Robert Edwin Cook (July 19, 1863 – July 27, 1946) or Robert E. Cook, as he is more commonly known, was an American architect and engineer. Robert E. Cook is most famous for his design of Washington, D.C.'s Spanish Steps. The native Washingtonian was a prominent figure in Washington, D.C., society throughout the early 1900s.

== Early life ==
Robert was born to George R. and Annie Cook on July 19, 1863, in Southeast Washington, D.C. As a youth, he was an active member of the old Fourth Street Methodist Church.

Robert married Mary Lizzie Thompson on September 2, 1899, in Newtonville, Massachusetts. Robert and Mary had one daughter, Julia Thompson Lindquist (née Cook).

== Career ==
Cook spent much of his architectural career with Hornblower & Marshall, the architect and engineering firm responsible for numerous buildings in Washington, D.C. Cook had a part in designing many of the city's prominent residences and some public buildings. Robert E. Cook designed the Decatur Terrace Steps and Fountain in northwest Washington, D.C., which was completed in 1911.
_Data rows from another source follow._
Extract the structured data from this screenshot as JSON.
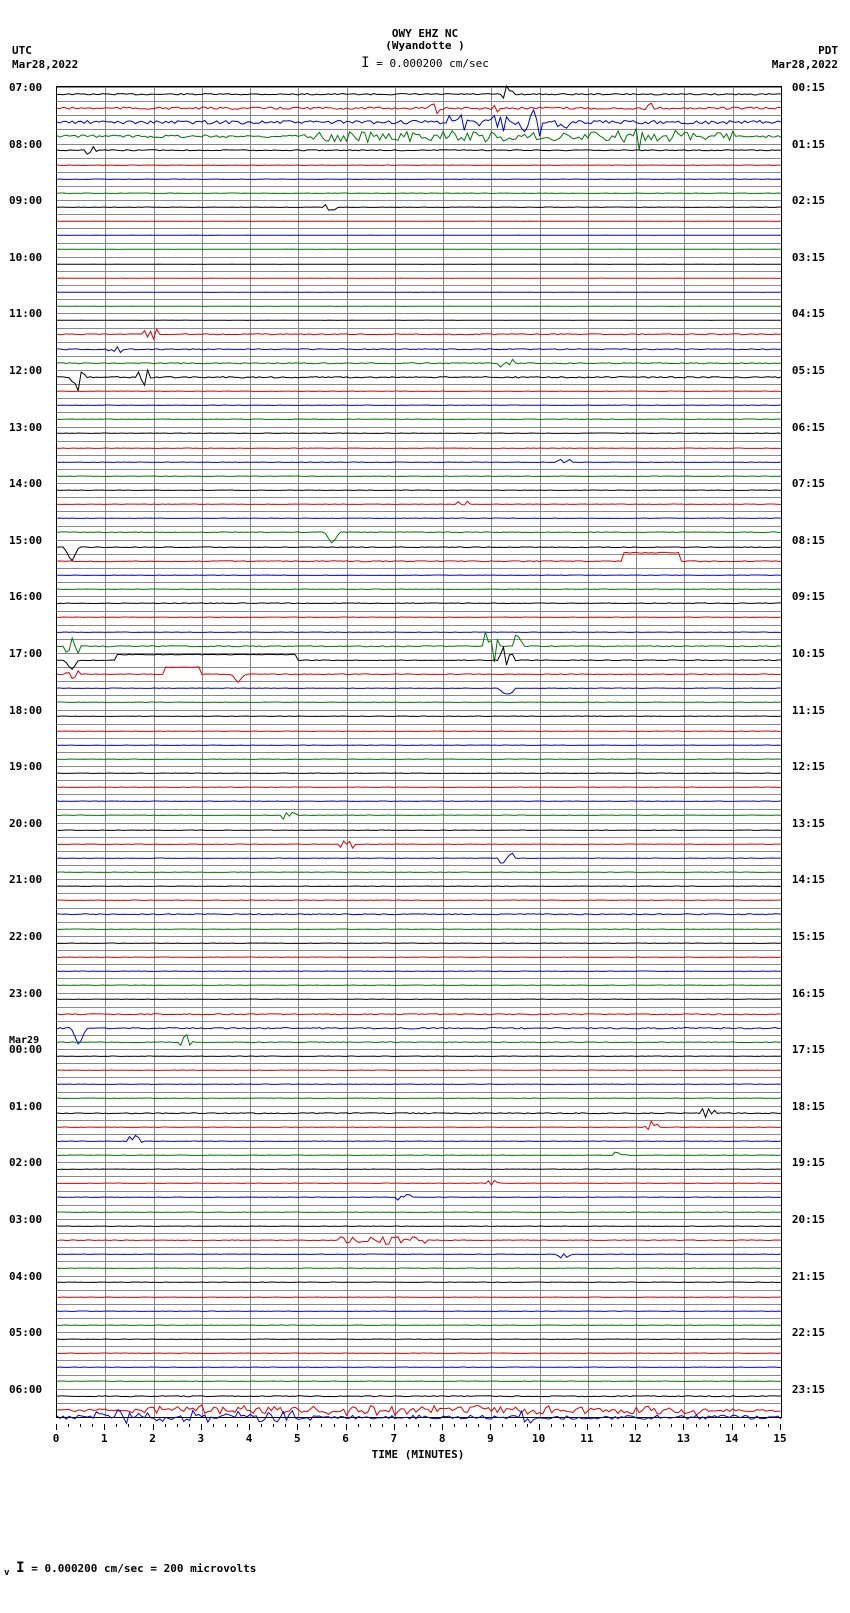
{
  "station": "OWY EHZ NC",
  "location": "(Wyandotte )",
  "scale_text": "= 0.000200 cm/sec",
  "tz_left": "UTC",
  "tz_right": "PDT",
  "date_left": "Mar28,2022",
  "date_right": "Mar28,2022",
  "mid_date": "Mar29",
  "footer": "= 0.000200 cm/sec =    200 microvolts",
  "x_title": "TIME (MINUTES)",
  "colors": {
    "black": "#000000",
    "red": "#dd0000",
    "blue": "#0000dd",
    "green": "#007700",
    "grid": "#888888"
  },
  "x_ticks": [
    0,
    1,
    2,
    3,
    4,
    5,
    6,
    7,
    8,
    9,
    10,
    11,
    12,
    13,
    14,
    15
  ],
  "n_rows": 94,
  "left_labels": [
    {
      "row": 0,
      "text": "07:00"
    },
    {
      "row": 4,
      "text": "08:00"
    },
    {
      "row": 8,
      "text": "09:00"
    },
    {
      "row": 12,
      "text": "10:00"
    },
    {
      "row": 16,
      "text": "11:00"
    },
    {
      "row": 20,
      "text": "12:00"
    },
    {
      "row": 24,
      "text": "13:00"
    },
    {
      "row": 28,
      "text": "14:00"
    },
    {
      "row": 32,
      "text": "15:00"
    },
    {
      "row": 36,
      "text": "16:00"
    },
    {
      "row": 40,
      "text": "17:00"
    },
    {
      "row": 44,
      "text": "18:00"
    },
    {
      "row": 48,
      "text": "19:00"
    },
    {
      "row": 52,
      "text": "20:00"
    },
    {
      "row": 56,
      "text": "21:00"
    },
    {
      "row": 60,
      "text": "22:00"
    },
    {
      "row": 64,
      "text": "23:00"
    },
    {
      "row": 68,
      "text": "00:00"
    },
    {
      "row": 72,
      "text": "01:00"
    },
    {
      "row": 76,
      "text": "02:00"
    },
    {
      "row": 80,
      "text": "03:00"
    },
    {
      "row": 84,
      "text": "04:00"
    },
    {
      "row": 88,
      "text": "05:00"
    },
    {
      "row": 92,
      "text": "06:00"
    }
  ],
  "right_labels": [
    {
      "row": 0,
      "text": "00:15"
    },
    {
      "row": 4,
      "text": "01:15"
    },
    {
      "row": 8,
      "text": "02:15"
    },
    {
      "row": 12,
      "text": "03:15"
    },
    {
      "row": 16,
      "text": "04:15"
    },
    {
      "row": 20,
      "text": "05:15"
    },
    {
      "row": 24,
      "text": "06:15"
    },
    {
      "row": 28,
      "text": "07:15"
    },
    {
      "row": 32,
      "text": "08:15"
    },
    {
      "row": 36,
      "text": "09:15"
    },
    {
      "row": 40,
      "text": "10:15"
    },
    {
      "row": 44,
      "text": "11:15"
    },
    {
      "row": 48,
      "text": "12:15"
    },
    {
      "row": 52,
      "text": "13:15"
    },
    {
      "row": 56,
      "text": "14:15"
    },
    {
      "row": 60,
      "text": "15:15"
    },
    {
      "row": 64,
      "text": "16:15"
    },
    {
      "row": 68,
      "text": "17:15"
    },
    {
      "row": 72,
      "text": "18:15"
    },
    {
      "row": 76,
      "text": "19:15"
    },
    {
      "row": 80,
      "text": "20:15"
    },
    {
      "row": 84,
      "text": "21:15"
    },
    {
      "row": 88,
      "text": "22:15"
    },
    {
      "row": 92,
      "text": "23:15"
    }
  ],
  "mid_date_row": 68,
  "traces": [
    {
      "row": 0,
      "color": "black",
      "amp": 0.4,
      "noise": 0.3,
      "events": [
        {
          "x": 0.62,
          "h": 1.0
        }
      ]
    },
    {
      "row": 1,
      "color": "red",
      "amp": 0.4,
      "noise": 0.5,
      "events": [
        {
          "x": 0.52,
          "h": 0.6
        },
        {
          "x": 0.6,
          "h": 0.5
        },
        {
          "x": 0.82,
          "h": 0.6
        }
      ]
    },
    {
      "row": 2,
      "color": "blue",
      "amp": 0.5,
      "noise": 0.6,
      "events": [
        {
          "x": 0.6,
          "h": 0.8,
          "w": 0.06
        },
        {
          "x": 0.66,
          "h": 2.0
        },
        {
          "x": 0.7,
          "h": 0.7
        }
      ]
    },
    {
      "row": 3,
      "color": "green",
      "amp": 0.5,
      "noise": 0.5,
      "events": [
        {
          "x": 0.64,
          "h": 0.5,
          "w": 0.3
        },
        {
          "x": 0.8,
          "h": 1.2
        }
      ]
    },
    {
      "row": 4,
      "color": "black",
      "amp": 0.3,
      "noise": 0.3,
      "events": [
        {
          "x": 0.05,
          "h": 0.6
        }
      ]
    },
    {
      "row": 5,
      "color": "red",
      "amp": 0.2,
      "noise": 0.2,
      "events": []
    },
    {
      "row": 6,
      "color": "blue",
      "amp": 0.2,
      "noise": 0.2,
      "events": []
    },
    {
      "row": 7,
      "color": "green",
      "amp": 0.2,
      "noise": 0.2,
      "events": []
    },
    {
      "row": 8,
      "color": "black",
      "amp": 0.2,
      "noise": 0.2,
      "events": [
        {
          "x": 0.38,
          "h": 0.4
        }
      ]
    },
    {
      "row": 9,
      "color": "red",
      "amp": 0.1,
      "noise": 0.1,
      "events": []
    },
    {
      "row": 10,
      "color": "blue",
      "amp": 0.1,
      "noise": 0.1,
      "events": []
    },
    {
      "row": 11,
      "color": "green",
      "amp": 0.1,
      "noise": 0.1,
      "events": []
    },
    {
      "row": 12,
      "color": "black",
      "amp": 0.1,
      "noise": 0.1,
      "events": []
    },
    {
      "row": 13,
      "color": "red",
      "amp": 0.1,
      "noise": 0.1,
      "events": []
    },
    {
      "row": 14,
      "color": "blue",
      "amp": 0.1,
      "noise": 0.1,
      "events": []
    },
    {
      "row": 15,
      "color": "green",
      "amp": 0.1,
      "noise": 0.1,
      "events": []
    },
    {
      "row": 16,
      "color": "black",
      "amp": 0.1,
      "noise": 0.1,
      "events": []
    },
    {
      "row": 17,
      "color": "red",
      "amp": 0.3,
      "noise": 0.3,
      "events": [
        {
          "x": 0.13,
          "h": 0.6
        }
      ]
    },
    {
      "row": 18,
      "color": "blue",
      "amp": 0.3,
      "noise": 0.3,
      "events": [
        {
          "x": 0.08,
          "h": 0.5
        }
      ]
    },
    {
      "row": 19,
      "color": "green",
      "amp": 0.3,
      "noise": 0.3,
      "events": [
        {
          "x": 0.62,
          "h": 0.5
        }
      ]
    },
    {
      "row": 20,
      "color": "black",
      "amp": 0.4,
      "noise": 0.3,
      "events": [
        {
          "x": 0.03,
          "h": 1.5
        },
        {
          "x": 0.12,
          "h": 0.8
        }
      ]
    },
    {
      "row": 21,
      "color": "red",
      "amp": 0.2,
      "noise": 0.2,
      "events": []
    },
    {
      "row": 22,
      "color": "blue",
      "amp": 0.2,
      "noise": 0.2,
      "events": []
    },
    {
      "row": 23,
      "color": "green",
      "amp": 0.2,
      "noise": 0.2,
      "events": []
    },
    {
      "row": 24,
      "color": "black",
      "amp": 0.2,
      "noise": 0.2,
      "events": []
    },
    {
      "row": 25,
      "color": "red",
      "amp": 0.2,
      "noise": 0.2,
      "events": []
    },
    {
      "row": 26,
      "color": "blue",
      "amp": 0.2,
      "noise": 0.2,
      "events": [
        {
          "x": 0.7,
          "h": 0.4
        }
      ]
    },
    {
      "row": 27,
      "color": "green",
      "amp": 0.2,
      "noise": 0.2,
      "events": []
    },
    {
      "row": 28,
      "color": "black",
      "amp": 0.2,
      "noise": 0.2,
      "events": []
    },
    {
      "row": 29,
      "color": "red",
      "amp": 0.2,
      "noise": 0.2,
      "events": [
        {
          "x": 0.56,
          "h": 0.4
        }
      ]
    },
    {
      "row": 30,
      "color": "blue",
      "amp": 0.2,
      "noise": 0.2,
      "events": []
    },
    {
      "row": 31,
      "color": "green",
      "amp": 0.3,
      "noise": 0.2,
      "events": [
        {
          "x": 0.38,
          "h": 1.2,
          "shape": "dip"
        }
      ]
    },
    {
      "row": 32,
      "color": "black",
      "amp": 0.3,
      "noise": 0.2,
      "events": [
        {
          "x": 0.02,
          "h": 1.5,
          "shape": "dip"
        }
      ]
    },
    {
      "row": 33,
      "color": "red",
      "amp": 0.3,
      "noise": 0.3,
      "events": [
        {
          "x": 0.78,
          "h": 1.2,
          "shape": "step",
          "w": 0.08
        }
      ]
    },
    {
      "row": 34,
      "color": "blue",
      "amp": 0.2,
      "noise": 0.2,
      "events": []
    },
    {
      "row": 35,
      "color": "green",
      "amp": 0.2,
      "noise": 0.2,
      "events": []
    },
    {
      "row": 36,
      "color": "black",
      "amp": 0.3,
      "noise": 0.2,
      "events": []
    },
    {
      "row": 37,
      "color": "red",
      "amp": 0.2,
      "noise": 0.2,
      "events": []
    },
    {
      "row": 38,
      "color": "blue",
      "amp": 0.2,
      "noise": 0.2,
      "events": []
    },
    {
      "row": 39,
      "color": "green",
      "amp": 0.3,
      "noise": 0.3,
      "events": [
        {
          "x": 0.02,
          "h": 1.0
        },
        {
          "x": 0.6,
          "h": 1.8
        },
        {
          "x": 0.64,
          "h": 1.2
        }
      ]
    },
    {
      "row": 40,
      "color": "black",
      "amp": 0.3,
      "noise": 0.2,
      "events": [
        {
          "x": 0.02,
          "h": 1.0,
          "shape": "dip"
        },
        {
          "x": 0.08,
          "h": 0.8,
          "shape": "step",
          "w": 0.25
        },
        {
          "x": 0.62,
          "h": 1.5
        }
      ]
    },
    {
      "row": 41,
      "color": "red",
      "amp": 0.3,
      "noise": 0.2,
      "events": [
        {
          "x": 0.02,
          "h": 0.5
        },
        {
          "x": 0.15,
          "h": 1.0,
          "shape": "step",
          "w": 0.05
        },
        {
          "x": 0.25,
          "h": 0.8,
          "shape": "dip"
        }
      ]
    },
    {
      "row": 42,
      "color": "blue",
      "amp": 0.2,
      "noise": 0.2,
      "events": [
        {
          "x": 0.62,
          "h": 0.6
        }
      ]
    },
    {
      "row": 43,
      "color": "green",
      "amp": 0.2,
      "noise": 0.2,
      "events": []
    },
    {
      "row": 44,
      "color": "black",
      "amp": 0.2,
      "noise": 0.2,
      "events": []
    },
    {
      "row": 45,
      "color": "red",
      "amp": 0.2,
      "noise": 0.2,
      "events": []
    },
    {
      "row": 46,
      "color": "blue",
      "amp": 0.2,
      "noise": 0.2,
      "events": []
    },
    {
      "row": 47,
      "color": "green",
      "amp": 0.2,
      "noise": 0.2,
      "events": []
    },
    {
      "row": 48,
      "color": "black",
      "amp": 0.2,
      "noise": 0.2,
      "events": []
    },
    {
      "row": 49,
      "color": "red",
      "amp": 0.2,
      "noise": 0.2,
      "events": []
    },
    {
      "row": 50,
      "color": "blue",
      "amp": 0.2,
      "noise": 0.2,
      "events": []
    },
    {
      "row": 51,
      "color": "green",
      "amp": 0.2,
      "noise": 0.2,
      "events": [
        {
          "x": 0.32,
          "h": 0.4
        }
      ]
    },
    {
      "row": 52,
      "color": "black",
      "amp": 0.2,
      "noise": 0.2,
      "events": []
    },
    {
      "row": 53,
      "color": "red",
      "amp": 0.2,
      "noise": 0.2,
      "events": [
        {
          "x": 0.4,
          "h": 0.4
        }
      ]
    },
    {
      "row": 54,
      "color": "blue",
      "amp": 0.2,
      "noise": 0.2,
      "events": [
        {
          "x": 0.62,
          "h": 0.5
        }
      ]
    },
    {
      "row": 55,
      "color": "green",
      "amp": 0.2,
      "noise": 0.2,
      "events": []
    },
    {
      "row": 56,
      "color": "black",
      "amp": 0.2,
      "noise": 0.2,
      "events": []
    },
    {
      "row": 57,
      "color": "red",
      "amp": 0.2,
      "noise": 0.2,
      "events": []
    },
    {
      "row": 58,
      "color": "blue",
      "amp": 0.3,
      "noise": 0.3,
      "events": []
    },
    {
      "row": 59,
      "color": "green",
      "amp": 0.2,
      "noise": 0.2,
      "events": []
    },
    {
      "row": 60,
      "color": "black",
      "amp": 0.2,
      "noise": 0.2,
      "events": []
    },
    {
      "row": 61,
      "color": "red",
      "amp": 0.2,
      "noise": 0.2,
      "events": []
    },
    {
      "row": 62,
      "color": "blue",
      "amp": 0.2,
      "noise": 0.2,
      "events": []
    },
    {
      "row": 63,
      "color": "green",
      "amp": 0.2,
      "noise": 0.2,
      "events": []
    },
    {
      "row": 64,
      "color": "black",
      "amp": 0.2,
      "noise": 0.2,
      "events": []
    },
    {
      "row": 65,
      "color": "red",
      "amp": 0.3,
      "noise": 0.3,
      "events": []
    },
    {
      "row": 66,
      "color": "blue",
      "amp": 0.4,
      "noise": 0.3,
      "events": [
        {
          "x": 0.03,
          "h": 1.8,
          "shape": "dip"
        }
      ]
    },
    {
      "row": 67,
      "color": "green",
      "amp": 0.3,
      "noise": 0.2,
      "events": [
        {
          "x": 0.18,
          "h": 0.8
        }
      ]
    },
    {
      "row": 68,
      "color": "black",
      "amp": 0.2,
      "noise": 0.2,
      "events": []
    },
    {
      "row": 69,
      "color": "red",
      "amp": 0.2,
      "noise": 0.2,
      "events": []
    },
    {
      "row": 70,
      "color": "blue",
      "amp": 0.2,
      "noise": 0.2,
      "events": []
    },
    {
      "row": 71,
      "color": "green",
      "amp": 0.2,
      "noise": 0.2,
      "events": []
    },
    {
      "row": 72,
      "color": "black",
      "amp": 0.3,
      "noise": 0.3,
      "events": [
        {
          "x": 0.9,
          "h": 0.6
        }
      ]
    },
    {
      "row": 73,
      "color": "red",
      "amp": 0.2,
      "noise": 0.2,
      "events": [
        {
          "x": 0.82,
          "h": 0.6
        }
      ]
    },
    {
      "row": 74,
      "color": "blue",
      "amp": 0.2,
      "noise": 0.2,
      "events": [
        {
          "x": 0.11,
          "h": 0.7
        }
      ]
    },
    {
      "row": 75,
      "color": "green",
      "amp": 0.2,
      "noise": 0.2,
      "events": [
        {
          "x": 0.78,
          "h": 0.8
        }
      ]
    },
    {
      "row": 76,
      "color": "black",
      "amp": 0.2,
      "noise": 0.2,
      "events": []
    },
    {
      "row": 77,
      "color": "red",
      "amp": 0.2,
      "noise": 0.2,
      "events": [
        {
          "x": 0.6,
          "h": 0.4
        }
      ]
    },
    {
      "row": 78,
      "color": "blue",
      "amp": 0.2,
      "noise": 0.2,
      "events": [
        {
          "x": 0.48,
          "h": 0.4
        }
      ]
    },
    {
      "row": 79,
      "color": "green",
      "amp": 0.2,
      "noise": 0.2,
      "events": []
    },
    {
      "row": 80,
      "color": "black",
      "amp": 0.2,
      "noise": 0.2,
      "events": []
    },
    {
      "row": 81,
      "color": "red",
      "amp": 0.3,
      "noise": 0.2,
      "events": [
        {
          "x": 0.45,
          "h": 0.4,
          "w": 0.06
        }
      ]
    },
    {
      "row": 82,
      "color": "blue",
      "amp": 0.2,
      "noise": 0.2,
      "events": [
        {
          "x": 0.7,
          "h": 0.4
        }
      ]
    },
    {
      "row": 83,
      "color": "green",
      "amp": 0.2,
      "noise": 0.2,
      "events": []
    },
    {
      "row": 84,
      "color": "black",
      "amp": 0.2,
      "noise": 0.2,
      "events": []
    },
    {
      "row": 85,
      "color": "red",
      "amp": 0.2,
      "noise": 0.2,
      "events": []
    },
    {
      "row": 86,
      "color": "blue",
      "amp": 0.2,
      "noise": 0.2,
      "events": []
    },
    {
      "row": 87,
      "color": "green",
      "amp": 0.2,
      "noise": 0.2,
      "events": []
    },
    {
      "row": 88,
      "color": "black",
      "amp": 0.2,
      "noise": 0.2,
      "events": []
    },
    {
      "row": 89,
      "color": "red",
      "amp": 0.2,
      "noise": 0.2,
      "events": []
    },
    {
      "row": 90,
      "color": "blue",
      "amp": 0.2,
      "noise": 0.2,
      "events": []
    },
    {
      "row": 91,
      "color": "green",
      "amp": 0.2,
      "noise": 0.2,
      "events": []
    },
    {
      "row": 92,
      "color": "black",
      "amp": 0.3,
      "noise": 0.3,
      "events": []
    },
    {
      "row": 93,
      "color": "red",
      "amp": 0.5,
      "noise": 0.5,
      "events": [
        {
          "x": 0.5,
          "h": 0.4,
          "w": 0.4
        }
      ]
    }
  ],
  "extra_traces": [
    {
      "row": 93,
      "offset": 0.5,
      "color": "blue",
      "amp": 0.6,
      "noise": 0.6,
      "events": [
        {
          "x": 0.2,
          "h": 0.5,
          "w": 0.15
        },
        {
          "x": 0.65,
          "h": 0.6
        }
      ]
    }
  ]
}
In October 1911, Robert E. Cook was appointed to Assistant Inspector of Buildings by the District Commissioners, upon recommendation of Municipal Architect Snowden Ashford.

== Personal life ==
Robert E. Cook was an active member of Washington society, especially in his native Congress Heights and Bellevue area of the city. He belonged to Washington's Society of Natives, the Washington Centennial Masonic Lodge, the Congress Heights Citizens' Association and the Washington Architectural Club. Cook was a member of the Vestry of his church, the Congress Heights P. E. parish, and was on the board of trustees to his childhood church, the Fourth Street Methodist Church, for a number of years.

Robert's wife, Mary Lizzie Cook (née Thompson), was also prominent in the community. Mary was a member of the Twentieth Century Club, Daughters of the American Revolution, Woman's Christian Temperance Union, Women's Missionary Society, Interdenominational Society, and was active in the community welfare work of Calvary M. E. Church. Robert and Mary frequently entertained guests and hosted large gatherings at their home in Southeast Washington, D.C.

== Later life ==
Robert became widowed in 1927, when Mary died at age 59. He spent the final years of his life living with his daughter, Julia, and her husband, Clarence Lindquist, in the Kenesaw Apartment building in Northwest Washington, D.C. Robert died at age 83 at their home and was buried in the Westminster Cemetery in Westminster, Maryland.